In Chiropractic College we were required to learn everything there is to know about the nervous system. Literally, every single nerve, where the nerve originated and branched to, what functions it affected and even the names of the grooves and spaces the nerve would pass over or through along its length. I had the most ridiculous ways of remembering everything from acronymns, to poems or phrases. "My heart is in Vagus" was one I remember most clearly...from someone who has never even been to Vegas. But it stuck, and it worked. The vagus nerve does in fact have parasympathetic input to the heart, however it affects many more functions in the body also.
In our stressed out, maxxed out culture, understanding this nerve and how to stimulate it is a powerful tool that will have a ripple affect on your health. It demonstrates clearly how interconnected our anatomy and physiology is, but also provides further evidence of the sometimes ignored mind-body connection.
By now you likely have a hunch if 1 - your vagus nerve needs a little love and 2 - if your daily habits are supporting or inhibiting the nerve's influence. Here are 5 strategies that hopefully can become habits.
1. Wash your face with cold water. In fact, sudden exposure to cold can dial down our sympathetic system (fight/ flight/ freeze) and ramp up our parasympathetic system. Beyond washing your face with cold water, having a cold shower (or even ending your shower with a blast of cold) or using a cold pool (at least one gym in Calgary has one) on a regular basis can help!
2. Sing, chant or talk! No doubt the vagal connection to our voice box is a probable reason for this. Perhaps in your cold shower you can belt out a tune :). Although not for everyone, some yoga classes offer chanting (om chants have been shown to stimulate the vagus nerve) and singing also. This used to be super intimidating for me and not my jam, but the calming effect is undeniable. You literally feel your body vibrate.

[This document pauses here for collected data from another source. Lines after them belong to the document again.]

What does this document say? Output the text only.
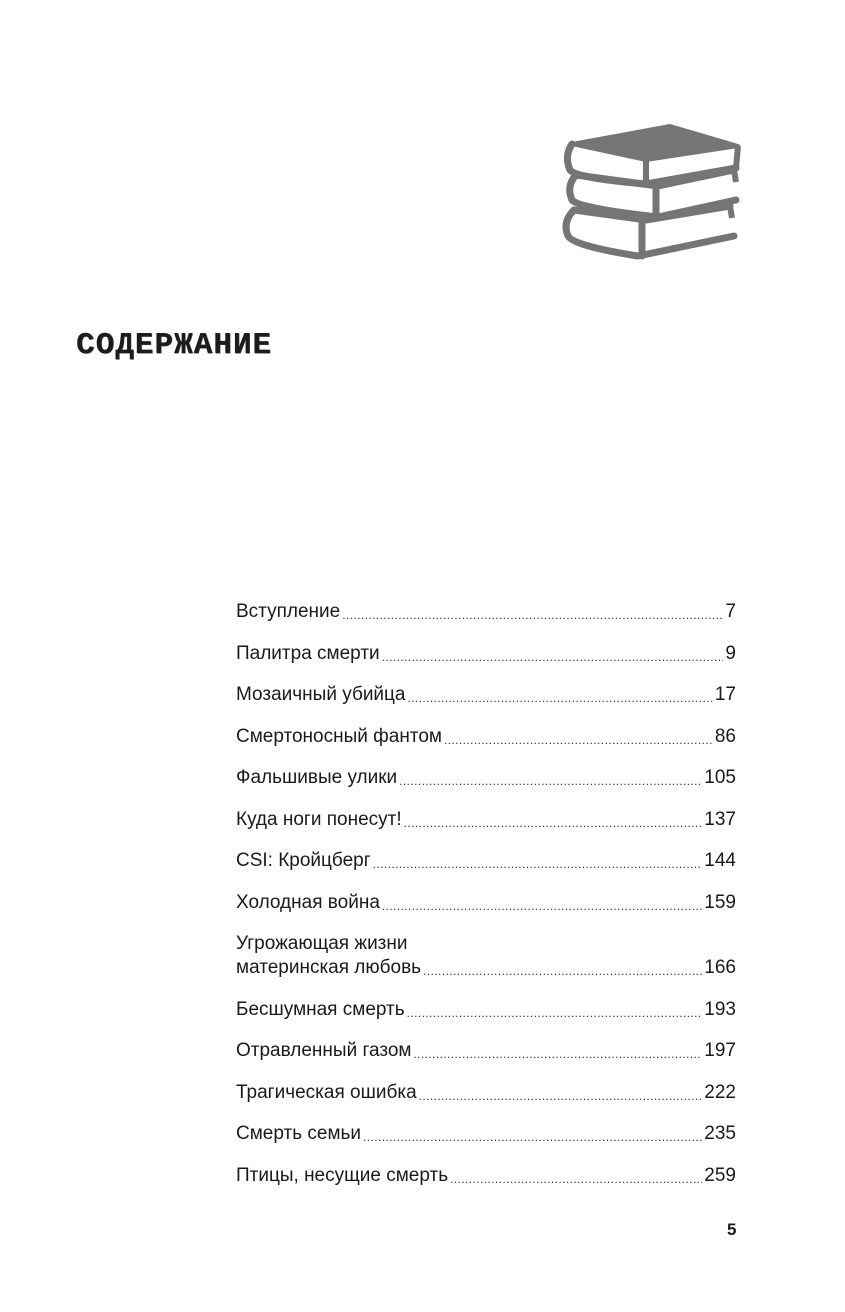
СОДЕРЖАНИЕ
Вступление .....	7
Палитра смерти .....	9
Мозаичный убийца .....	17
Смертоносный фантом .....	86
Фальшивые улики .....	105
Куда ноги понесут! .....	137
CSI: Кройцберг .....	144
Холодная война .....	159
Угрожающая жизни
материнская любовь .....	166
Бесшумная смерть .....	193
Отравленный газом .....	197
Трагическая ошибка .....	222
Смерть семьи .....	235
Птицы, несущие смерть .....	259
5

3. Move - specifically mild exercise, yoga and meditation. My initial introduction to yoga was more out of homesickness at the time, and although I've experienced various physical benefits, its the grounding and calming that keeps bringing me back to my mat. Mild exercise and yoga also help stimulate gut movement which supports the vagus' role in digestion also.
4. Deep and slow breathing . Breathing with your diaphragm (seeing belly and side expansion with inhales) at a slow rate of 5-6 breaths per minute is key. Equal time breathing in and out stimulates the vagus nerve and improves sensitivity of baroreceptors - sensors in the heart and neck that regulate blood pressure. Increased sensitivity of these receptors allows the vagus nerve to be stimulated sooner when blood pressure rises.
5. Nutrition . Not only WHAT we consume (including EPA and DHA found in fish oil, and probiotics) but WHEN we consume it. There is a growing volume of information related to intermittent fasting that shows an impact on heart rate variability, a common marker for vagal tone.
I could go on with more strategies, but I'm not sure who stuck it out to even get to this point in the blog :). No surprise, the action steps suggested above are pretty much universal lifestyle hacks to support much more than just the vagus nerve. Everything is connected and as I've said before, if we truly want to improve the health of our communities, we must understand how the healthy body works and support it.